How to Eliminate Junk Data from Connect APIs like Gmail for Integrations Using Pipedream?

This topic was automatically generated from Slack. You can find the original thread here.

Does anyone have any thoughts on how to get rid of all the junk data from the connect apis for integrations like gmail? You may have thoughts here, trying to use Pipedream for our integrations but most if not all data returned is base64 mess (millions of tokens) or completely unstructured content useless for the AI itself

Can you please be more precise with what you want, other than “get rid of all the junk data from the connect apis”?

For example, are you looking for markdown or plaintext responses from some of the Gmail actions or triggers?

Hey, sure thing.

for example, when retrieving from the list mail endpoint in gmail, we get a wide variety of base64 encoded data, html representation data, all right besides plaintext.

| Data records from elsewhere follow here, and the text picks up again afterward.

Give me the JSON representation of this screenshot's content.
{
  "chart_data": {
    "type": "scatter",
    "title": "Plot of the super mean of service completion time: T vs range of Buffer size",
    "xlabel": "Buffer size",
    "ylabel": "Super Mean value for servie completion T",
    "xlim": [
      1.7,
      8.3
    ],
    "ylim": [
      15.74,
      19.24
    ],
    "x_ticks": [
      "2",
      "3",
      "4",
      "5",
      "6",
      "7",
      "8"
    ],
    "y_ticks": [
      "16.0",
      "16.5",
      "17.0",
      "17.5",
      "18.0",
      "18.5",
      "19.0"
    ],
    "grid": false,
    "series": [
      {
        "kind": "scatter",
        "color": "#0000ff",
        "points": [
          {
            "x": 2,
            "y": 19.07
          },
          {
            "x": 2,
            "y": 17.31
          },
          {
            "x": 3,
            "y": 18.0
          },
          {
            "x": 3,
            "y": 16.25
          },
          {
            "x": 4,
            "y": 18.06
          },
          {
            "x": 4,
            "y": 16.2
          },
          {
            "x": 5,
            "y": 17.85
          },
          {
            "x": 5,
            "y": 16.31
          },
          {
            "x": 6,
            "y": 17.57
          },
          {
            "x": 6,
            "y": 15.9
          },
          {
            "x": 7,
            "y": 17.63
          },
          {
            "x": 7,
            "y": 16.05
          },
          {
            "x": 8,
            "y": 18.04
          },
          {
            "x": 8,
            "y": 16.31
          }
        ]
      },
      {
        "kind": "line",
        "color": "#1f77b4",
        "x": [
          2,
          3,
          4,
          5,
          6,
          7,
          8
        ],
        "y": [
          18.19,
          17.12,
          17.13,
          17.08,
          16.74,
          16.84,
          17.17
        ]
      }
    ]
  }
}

Also a bunch of metadata and mail routing/sending information that isnt useful for a models usage.

typically a single call could result in >2M tokens if not properly pre-filtered and all necessary fields of interest identified, so I am trying to identify the way to generally extract all the useful information (like sender info / mail content / attachments, etc) from the gmail endpoint and similar fields of interest from different Pipedream Connect API endpoints

So yes, preferrably if we could get structured markdown data with all of the common fields of interest that would be helpful for a LLM, that would be an incredible improvement!

when you get a chance, can you take a look at this? I think we should figure out how to optionally return plain text or markdown for all of the Gmail components (and probably others as well). We already do this for Notion and some of the Gmail triggers.

I was looking into some of the Gmail actions, and most currently have a withTextPayload prop which converts the payload from base64 to plaintext. is this option not handling it well enough for you? We could probably add conversion to markdown, just want to understand if you’ve already used this or not.

I think we have that in the triggers only, right? Do we have it in the actions? We should probably expand the usage of it to any that don’t have it.

You’re right, it’s mostly in the triggers - but we also have it in find-email which is the only action that actually returns an email.